The legislation was in response to a handful of scooter companies that had deployed hundreds of dockless scooters throughout San Francisco in late March, drawing the ire of many residents because they were often left on sidewalks, obstructing walkways.

San Francisco-based LimeBike, which was denied a permit to operate its scooters in the city, has alleged the SFMTA’s permit selection process is flawed.

LimeBike sought a restraining order to block the pilot program, but San Francisco Superior Court Judge Harold Kahn denied it on Friday.  LimeBike, however, called the ruling a victory since Kahn has asked SFTMA officials to testify at a hearing next week.

According to LikeBike officials, during Friday’s hearing, Kahn “voiced serious concerns” about the permit process.

“We look forward to having our preliminary injunction request heard in the coming days – to ensure that the people of San Francisco receive a transparent, fair and equitable process that best serves the entire City and County,” LimeBike officials said in a statement.
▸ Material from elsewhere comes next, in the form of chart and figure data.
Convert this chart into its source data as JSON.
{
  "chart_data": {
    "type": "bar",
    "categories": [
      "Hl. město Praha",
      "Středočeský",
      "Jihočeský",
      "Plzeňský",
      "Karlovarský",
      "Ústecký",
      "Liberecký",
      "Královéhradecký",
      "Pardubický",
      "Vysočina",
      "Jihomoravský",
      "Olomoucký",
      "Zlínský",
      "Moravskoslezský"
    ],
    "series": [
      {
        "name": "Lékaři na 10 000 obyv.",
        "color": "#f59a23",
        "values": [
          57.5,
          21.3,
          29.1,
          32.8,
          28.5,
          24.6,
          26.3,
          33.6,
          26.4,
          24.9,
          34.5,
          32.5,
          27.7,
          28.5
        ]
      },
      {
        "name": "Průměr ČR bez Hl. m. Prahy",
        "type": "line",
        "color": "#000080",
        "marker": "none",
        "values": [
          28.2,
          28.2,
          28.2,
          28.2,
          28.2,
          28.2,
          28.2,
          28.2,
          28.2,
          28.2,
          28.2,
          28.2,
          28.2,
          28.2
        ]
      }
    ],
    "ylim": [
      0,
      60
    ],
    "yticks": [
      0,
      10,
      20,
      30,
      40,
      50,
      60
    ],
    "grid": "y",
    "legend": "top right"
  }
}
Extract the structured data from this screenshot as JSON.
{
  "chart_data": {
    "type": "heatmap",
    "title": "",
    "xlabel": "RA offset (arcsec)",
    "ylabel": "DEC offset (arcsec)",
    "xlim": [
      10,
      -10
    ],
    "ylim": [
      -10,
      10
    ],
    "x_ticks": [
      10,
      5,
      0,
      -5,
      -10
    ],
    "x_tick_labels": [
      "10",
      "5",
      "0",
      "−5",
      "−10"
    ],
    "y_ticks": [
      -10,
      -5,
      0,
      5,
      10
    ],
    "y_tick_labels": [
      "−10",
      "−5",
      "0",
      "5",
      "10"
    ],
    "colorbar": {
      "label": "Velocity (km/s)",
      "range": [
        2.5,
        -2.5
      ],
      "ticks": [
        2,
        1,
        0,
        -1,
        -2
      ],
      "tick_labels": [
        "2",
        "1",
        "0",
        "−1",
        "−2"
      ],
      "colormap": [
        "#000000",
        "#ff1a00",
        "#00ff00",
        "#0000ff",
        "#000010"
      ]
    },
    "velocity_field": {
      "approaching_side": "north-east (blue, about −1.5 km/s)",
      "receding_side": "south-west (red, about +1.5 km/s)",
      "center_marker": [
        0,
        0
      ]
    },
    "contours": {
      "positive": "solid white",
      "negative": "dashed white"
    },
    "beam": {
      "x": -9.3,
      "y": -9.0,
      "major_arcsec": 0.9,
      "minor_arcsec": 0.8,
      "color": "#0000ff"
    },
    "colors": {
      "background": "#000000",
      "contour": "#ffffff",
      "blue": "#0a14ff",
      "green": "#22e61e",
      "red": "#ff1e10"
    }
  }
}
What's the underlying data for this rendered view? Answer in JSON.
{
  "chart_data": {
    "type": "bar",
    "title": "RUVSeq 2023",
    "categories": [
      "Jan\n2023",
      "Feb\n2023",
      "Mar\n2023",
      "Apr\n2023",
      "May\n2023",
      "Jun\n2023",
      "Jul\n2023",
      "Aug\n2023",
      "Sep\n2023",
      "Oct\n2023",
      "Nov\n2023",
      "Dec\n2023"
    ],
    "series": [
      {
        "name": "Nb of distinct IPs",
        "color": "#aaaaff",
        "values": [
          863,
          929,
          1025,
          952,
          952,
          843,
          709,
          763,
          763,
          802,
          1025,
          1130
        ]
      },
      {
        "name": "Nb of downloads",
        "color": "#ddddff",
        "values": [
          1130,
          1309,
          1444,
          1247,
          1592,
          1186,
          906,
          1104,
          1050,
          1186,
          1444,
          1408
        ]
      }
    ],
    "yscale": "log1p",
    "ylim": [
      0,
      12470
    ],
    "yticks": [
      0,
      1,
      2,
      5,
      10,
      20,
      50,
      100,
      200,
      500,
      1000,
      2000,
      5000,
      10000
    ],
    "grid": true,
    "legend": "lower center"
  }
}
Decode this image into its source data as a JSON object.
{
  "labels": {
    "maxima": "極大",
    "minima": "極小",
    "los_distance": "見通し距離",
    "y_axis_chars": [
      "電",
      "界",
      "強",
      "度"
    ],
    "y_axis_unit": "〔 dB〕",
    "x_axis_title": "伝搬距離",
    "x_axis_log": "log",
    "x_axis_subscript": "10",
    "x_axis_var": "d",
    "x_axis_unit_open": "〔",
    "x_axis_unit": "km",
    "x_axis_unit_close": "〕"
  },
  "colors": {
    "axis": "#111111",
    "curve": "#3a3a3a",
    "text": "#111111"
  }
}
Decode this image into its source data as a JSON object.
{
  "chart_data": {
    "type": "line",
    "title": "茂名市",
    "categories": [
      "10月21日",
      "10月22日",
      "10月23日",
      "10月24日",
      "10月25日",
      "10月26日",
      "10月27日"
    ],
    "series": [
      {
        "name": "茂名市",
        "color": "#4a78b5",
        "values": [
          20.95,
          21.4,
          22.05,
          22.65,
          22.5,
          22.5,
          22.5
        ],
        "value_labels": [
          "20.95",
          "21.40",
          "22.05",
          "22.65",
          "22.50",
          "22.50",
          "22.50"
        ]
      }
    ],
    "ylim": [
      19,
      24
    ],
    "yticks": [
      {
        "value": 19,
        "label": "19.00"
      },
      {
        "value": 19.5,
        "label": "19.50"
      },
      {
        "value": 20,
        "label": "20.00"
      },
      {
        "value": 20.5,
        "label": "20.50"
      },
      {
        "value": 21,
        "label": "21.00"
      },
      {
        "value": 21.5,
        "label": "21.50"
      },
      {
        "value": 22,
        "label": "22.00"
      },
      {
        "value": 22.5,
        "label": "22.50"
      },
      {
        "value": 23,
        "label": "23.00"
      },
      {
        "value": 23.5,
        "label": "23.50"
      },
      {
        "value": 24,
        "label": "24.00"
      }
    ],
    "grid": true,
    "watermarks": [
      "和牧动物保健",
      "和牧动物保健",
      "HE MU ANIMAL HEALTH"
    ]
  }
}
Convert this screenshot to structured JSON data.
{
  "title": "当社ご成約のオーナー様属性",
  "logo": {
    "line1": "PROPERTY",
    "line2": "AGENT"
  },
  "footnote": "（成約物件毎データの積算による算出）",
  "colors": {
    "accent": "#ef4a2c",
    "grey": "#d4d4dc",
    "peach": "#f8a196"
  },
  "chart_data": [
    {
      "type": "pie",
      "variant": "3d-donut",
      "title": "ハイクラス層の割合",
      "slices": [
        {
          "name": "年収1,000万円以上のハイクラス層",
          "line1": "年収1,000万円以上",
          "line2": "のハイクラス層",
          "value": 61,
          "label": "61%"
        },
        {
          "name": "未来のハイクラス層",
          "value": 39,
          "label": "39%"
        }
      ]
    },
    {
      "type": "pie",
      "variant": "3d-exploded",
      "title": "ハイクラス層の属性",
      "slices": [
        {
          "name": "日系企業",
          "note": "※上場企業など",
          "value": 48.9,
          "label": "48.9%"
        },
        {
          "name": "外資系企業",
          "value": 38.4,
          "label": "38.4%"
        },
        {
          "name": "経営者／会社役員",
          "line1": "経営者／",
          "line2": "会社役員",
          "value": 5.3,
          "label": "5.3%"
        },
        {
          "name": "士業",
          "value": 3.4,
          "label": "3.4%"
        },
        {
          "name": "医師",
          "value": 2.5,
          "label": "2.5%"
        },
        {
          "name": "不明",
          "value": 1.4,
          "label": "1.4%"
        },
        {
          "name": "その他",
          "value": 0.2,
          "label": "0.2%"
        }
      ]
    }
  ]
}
“Our decision to file this lawsuit was not about preventing other operators from going forward; it was about exposing the biased and flawed process of the SFMTA, standing up for the rule of law, and serving Lime’s hometown,” the company said.

The SFMTA has maintained that its permit process was a fair one and has made available information about the process and its applicants at www.sfmta.com/sharedscooters.

LimeBike already operates in at least nine other Bay Area cities, including Oakland and San Mateo.